To recap: several million retail investors connected via chat groups such as WallStreetBets on the Reddit social media platform collectively decided to buy stocks that hedge funds, anticipating price falls, had been short-selling. Most famously, Reddit players drove the shares of a US video games retailer called GameStop from $15 to $500, forcing funds such as New York’s Melvin Capital to incur billion-dollar losses on short positions. Some share-trading platforms tried to shut out retail buyers for fear of trouble, while regulators seemed uncertain whose side to take. Meanwhile, the Reddit mob migrated to the silver bullion market, of which some funds had also taken a negative view but where prices leapt to a seven-year high — before tumbling again.

Will all this end in a bloodbath? Most likely: GameStop was already back to $220 on Monday. Will it teach Wall Street a lesson? I doubt it: leading firms such as JPMorgan, Goldman Sachs and Morgan Stanley sail on as smug as ever, whereas hedge funds caught in this storm are themselves often seen as financial outsiders. If some go bust in the fallout, that’s the sort of Darwinian outcome the hedgies themselves would say is natural in unfettered markets.

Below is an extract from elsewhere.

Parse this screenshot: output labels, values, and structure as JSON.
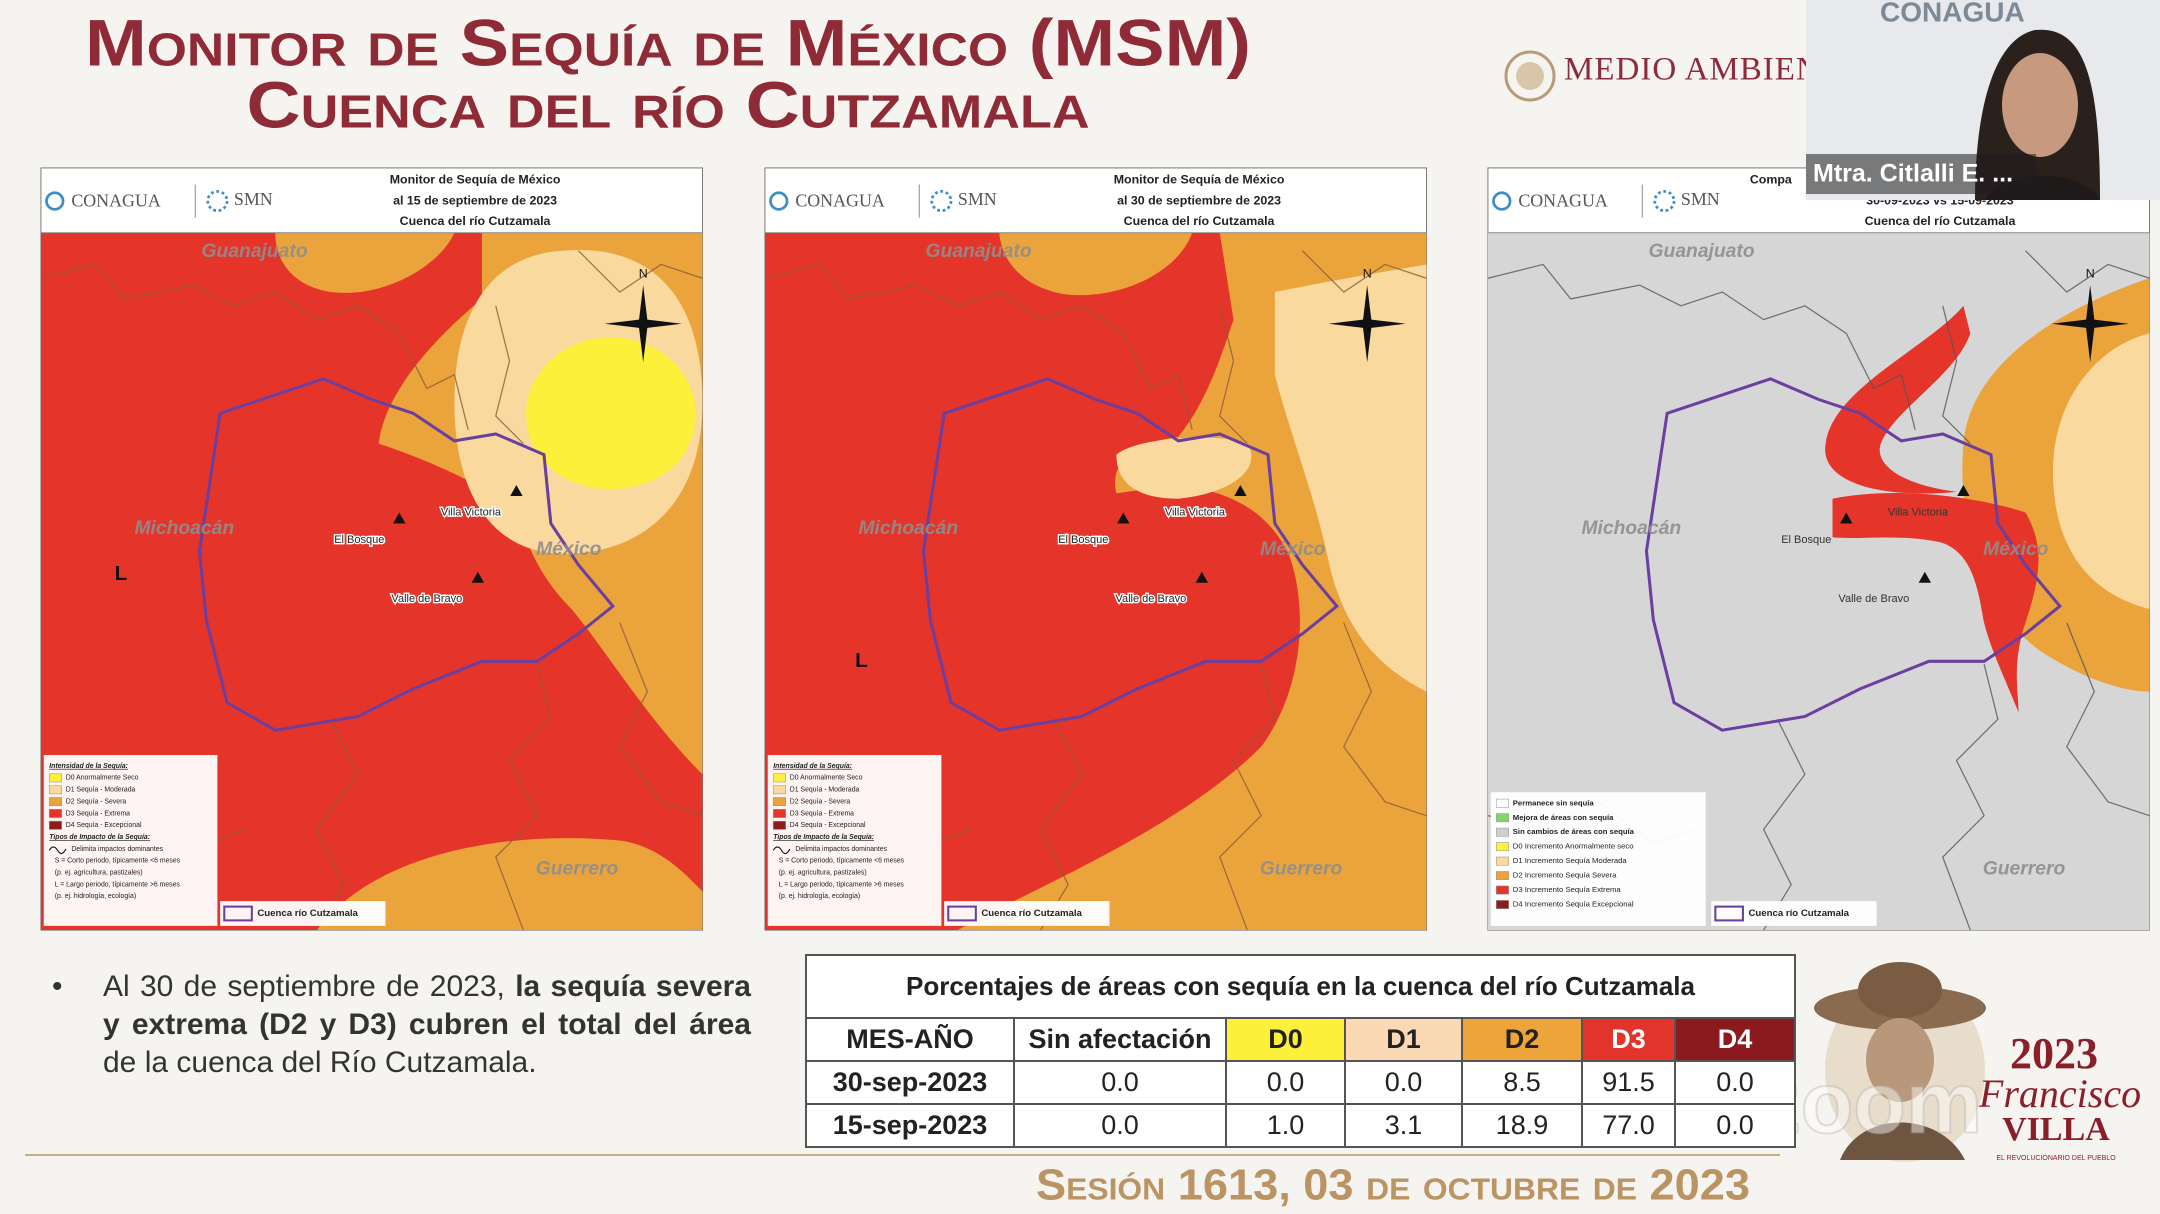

But will the Reddit episode specifically curb short-selling, widely seen as a cynical ploy that damages companies’ survival prospects and (unlike share-buying as a positive contribution to capital investment) does nothing for the wider economy? Perhaps temporarily — though professionals say short-selling is no sin anyway, because it spotlights overhyped valuations, bad managements and sometimes (as with Wirecard, the German payment processor) outright fraud.

Matt Taibbi, the US writer who branded Goldman Sachs a ‘vampire squid’, hails the Reddit uprising as the action of ordinary people who see markets as ‘basically fake, set up to artificially accelerate the wealth divide, and not in their favor’. Maybe, but let’s not confuse that sentiment with the desirable form of popular capitalism in which investors build wealth by picking and holding shares in whose growth prospects they have faith. What we’re watching is nothing like that: behind its righteous narrative is a speculative frenzy that can only end badly for anyone who jumps late on to its bandwagon.